Wrong. The divers were faced with the prospect as leaping into something that looked a little like a yet-to-set bowl of lime jelly.
This was a booing Olympics, too, some of it understandable, some of it appalling.
Sprinter Justin Gatlin was booed and he really didn't like it. The twice-banned drugs cheat shouldn't have been that surprised. Not only did he have a record of shame, he was also racing against the most celebrated athlete on the planet, the aforementioned Bolt.
Swimmer Yulia Efimova was booed and she didn't like it either. She tested positive for steroids in 2013 and served a ban that was lifted in time for her to compete in Brazil. She was the subject of US rival Lilly King's finger-wagging scorn and the crowd went along for the ride.

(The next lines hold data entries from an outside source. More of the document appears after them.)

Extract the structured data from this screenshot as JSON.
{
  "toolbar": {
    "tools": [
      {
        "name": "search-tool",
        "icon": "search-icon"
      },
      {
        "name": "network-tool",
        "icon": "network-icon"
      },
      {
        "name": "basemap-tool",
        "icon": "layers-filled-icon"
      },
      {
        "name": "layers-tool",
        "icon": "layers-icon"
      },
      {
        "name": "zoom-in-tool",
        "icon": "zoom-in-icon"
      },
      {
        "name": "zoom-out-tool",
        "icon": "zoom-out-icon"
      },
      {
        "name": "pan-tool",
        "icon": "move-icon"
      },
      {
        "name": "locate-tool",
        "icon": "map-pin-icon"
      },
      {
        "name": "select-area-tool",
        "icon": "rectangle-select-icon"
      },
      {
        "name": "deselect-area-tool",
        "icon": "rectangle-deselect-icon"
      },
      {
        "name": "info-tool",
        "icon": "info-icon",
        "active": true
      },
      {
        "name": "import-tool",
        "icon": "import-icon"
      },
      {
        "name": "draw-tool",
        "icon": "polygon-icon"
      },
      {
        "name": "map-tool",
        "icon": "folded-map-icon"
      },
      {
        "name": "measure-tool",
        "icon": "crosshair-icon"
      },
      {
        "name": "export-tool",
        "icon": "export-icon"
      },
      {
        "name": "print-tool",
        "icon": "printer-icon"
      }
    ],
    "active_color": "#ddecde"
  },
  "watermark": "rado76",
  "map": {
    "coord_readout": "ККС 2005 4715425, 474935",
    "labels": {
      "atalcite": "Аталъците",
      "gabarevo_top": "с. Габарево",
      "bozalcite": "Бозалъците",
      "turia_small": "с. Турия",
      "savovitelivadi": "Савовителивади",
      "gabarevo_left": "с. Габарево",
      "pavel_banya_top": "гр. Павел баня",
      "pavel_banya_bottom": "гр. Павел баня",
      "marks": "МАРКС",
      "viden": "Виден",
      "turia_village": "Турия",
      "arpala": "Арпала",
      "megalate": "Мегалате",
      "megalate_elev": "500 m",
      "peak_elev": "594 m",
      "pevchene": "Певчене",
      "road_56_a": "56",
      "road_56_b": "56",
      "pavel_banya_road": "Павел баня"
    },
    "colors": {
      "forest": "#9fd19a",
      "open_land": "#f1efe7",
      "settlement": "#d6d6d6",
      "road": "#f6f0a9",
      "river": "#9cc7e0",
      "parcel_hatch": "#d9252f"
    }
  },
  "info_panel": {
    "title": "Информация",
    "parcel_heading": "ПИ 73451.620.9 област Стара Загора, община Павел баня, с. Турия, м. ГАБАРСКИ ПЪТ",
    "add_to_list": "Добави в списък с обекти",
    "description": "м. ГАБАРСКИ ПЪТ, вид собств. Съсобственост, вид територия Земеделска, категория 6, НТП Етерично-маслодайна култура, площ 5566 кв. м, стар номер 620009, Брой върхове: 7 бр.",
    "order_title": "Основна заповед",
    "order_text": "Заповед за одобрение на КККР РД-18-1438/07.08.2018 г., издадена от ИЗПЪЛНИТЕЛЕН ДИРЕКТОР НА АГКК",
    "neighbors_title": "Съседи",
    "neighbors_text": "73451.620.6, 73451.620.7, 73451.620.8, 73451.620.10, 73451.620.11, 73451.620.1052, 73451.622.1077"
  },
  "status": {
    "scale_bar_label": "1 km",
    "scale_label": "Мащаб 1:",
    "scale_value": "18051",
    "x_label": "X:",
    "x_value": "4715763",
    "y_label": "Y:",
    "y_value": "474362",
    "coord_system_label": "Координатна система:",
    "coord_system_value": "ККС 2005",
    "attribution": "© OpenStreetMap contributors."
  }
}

Sun Yang was booed and China didn't much like it. Labelled a drug cheat by Australian Mack Horton, Sun's cyber-savvy compatriots hacked Swimming Australia's website and bombarded Horton's Instagram account with abuse.
Lavillenie was booed and he hated it so much he cried. He had every right to be distressed. Leading all the way in a compelling pole vault competition until Brazilian hero Thiago passed him with a desperate, brilliant attempt at an Olympic-record height, Lavillenie gave the crowd the thumbs down when they would not quiet for his final attempt.
Cue: booing that continued until the next day during the medal ceremony.
A much happier celebration was taking place at the wrestling, where Japanese gold medallist Risako Kawai, 21, was so happy she wanted her 56-year-old coach Kazuhito Sakae to share the feeling.
We can't leave these strange, troubled and occasionally wonderful Games without mention of a certain high-profile swimmer and his ill-advised mates.
The colourfully coiffed Ryan Lochte went out on the razzle with his pals, caused a bit of mayhem coming home, told a fib to his mum about being robbed and then had to follow-through on the lie when she went to the press.
It was all sorts of wrong best encapsulated by the never-subtle New York Post who began their front-page take-down with the words, "Liar, liar, Speedo on fire."
It was universally agreed Lochte had made a complete cock of himself.